A quarter (23%) of British people would class their phone usage as ‘high’, meaning it is always with them and they spend several hours a day using it. A further 38% describe themselves as having ‘medium’ usage, and 39% have ‘low’ usage.

The average British person spends 45 minutes a day watching TV in bed and half an hour using their phones in bed. Respondents aged 25-34 are most guilty of using technology in bed; on average those in this age bracket spend 70 minutes watching TV in bed a day and an hour and a half on their phones or tablet.

Respondents most dependent on their phones, and particularly respondents in their late twenties and thirties, were likely to have had experiences where their mobile phones had distracted them from sexual activities.

Amongst 25-34 year-olds, 16% said that they had checked their social media during sex; 16% had checked their emails; and 14% had even made a phone call. 15% admitted to checking a dating app whilst having sex with somebody, and 16% said they had surreptitiously looked at their partner’s phone notifications whilst in the act. 13% of respondents in this age bracket said a sexual partner had done this to them.

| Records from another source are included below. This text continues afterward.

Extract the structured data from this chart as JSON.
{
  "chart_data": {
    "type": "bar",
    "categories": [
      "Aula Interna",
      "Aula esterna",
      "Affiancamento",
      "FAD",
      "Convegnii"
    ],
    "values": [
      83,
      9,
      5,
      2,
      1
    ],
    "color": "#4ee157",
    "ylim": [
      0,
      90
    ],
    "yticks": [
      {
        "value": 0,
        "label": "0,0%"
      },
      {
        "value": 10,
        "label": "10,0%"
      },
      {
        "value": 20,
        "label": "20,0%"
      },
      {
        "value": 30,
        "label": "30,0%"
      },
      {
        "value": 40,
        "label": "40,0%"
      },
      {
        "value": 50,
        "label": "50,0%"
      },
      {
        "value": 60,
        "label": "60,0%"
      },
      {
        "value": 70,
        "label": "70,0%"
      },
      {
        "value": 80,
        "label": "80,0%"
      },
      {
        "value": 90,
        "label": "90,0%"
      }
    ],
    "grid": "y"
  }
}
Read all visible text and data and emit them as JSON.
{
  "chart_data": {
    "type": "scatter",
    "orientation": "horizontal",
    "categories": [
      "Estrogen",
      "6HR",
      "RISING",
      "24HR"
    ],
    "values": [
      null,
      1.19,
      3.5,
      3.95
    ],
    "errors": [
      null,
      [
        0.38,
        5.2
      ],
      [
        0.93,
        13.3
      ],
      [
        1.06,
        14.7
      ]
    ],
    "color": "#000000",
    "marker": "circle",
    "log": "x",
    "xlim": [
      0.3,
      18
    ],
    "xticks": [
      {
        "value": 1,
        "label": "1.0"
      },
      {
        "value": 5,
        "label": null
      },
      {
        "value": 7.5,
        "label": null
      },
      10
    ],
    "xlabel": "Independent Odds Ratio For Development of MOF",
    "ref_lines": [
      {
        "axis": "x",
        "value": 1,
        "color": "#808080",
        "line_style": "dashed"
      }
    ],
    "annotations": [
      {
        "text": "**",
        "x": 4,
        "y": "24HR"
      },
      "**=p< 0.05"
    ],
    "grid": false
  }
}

14% of respondents admitted to arranging for a friend to call them, in order to get out of a date or spending time with a partner. Those aged 25-34 are most guilty of this, and over half (56%) of respondents in this age bracket said that they’ve organised for a friend to do this.

14% of British people in relationships would describe that relationship as ‘unhappy’.

One factor causing such ‘trouble in paradise’ is phone use and screen time which a fifth (19%) of British people describe as being an issue in their relationship.  Men are more likely to have annoyed their

partner with their phone usage; 21% of men say that their partner often complains about their phone use, compared to 15% of women.

Almost a fifth (18%) of respondents say they often text or call somebody in the same room as them, rather than going to speak to them. 15% of those surveyed say that they often text someone in the same room as them, for example to talk about someone else present.

This is a common behaviour amongst 25-34 year-olds.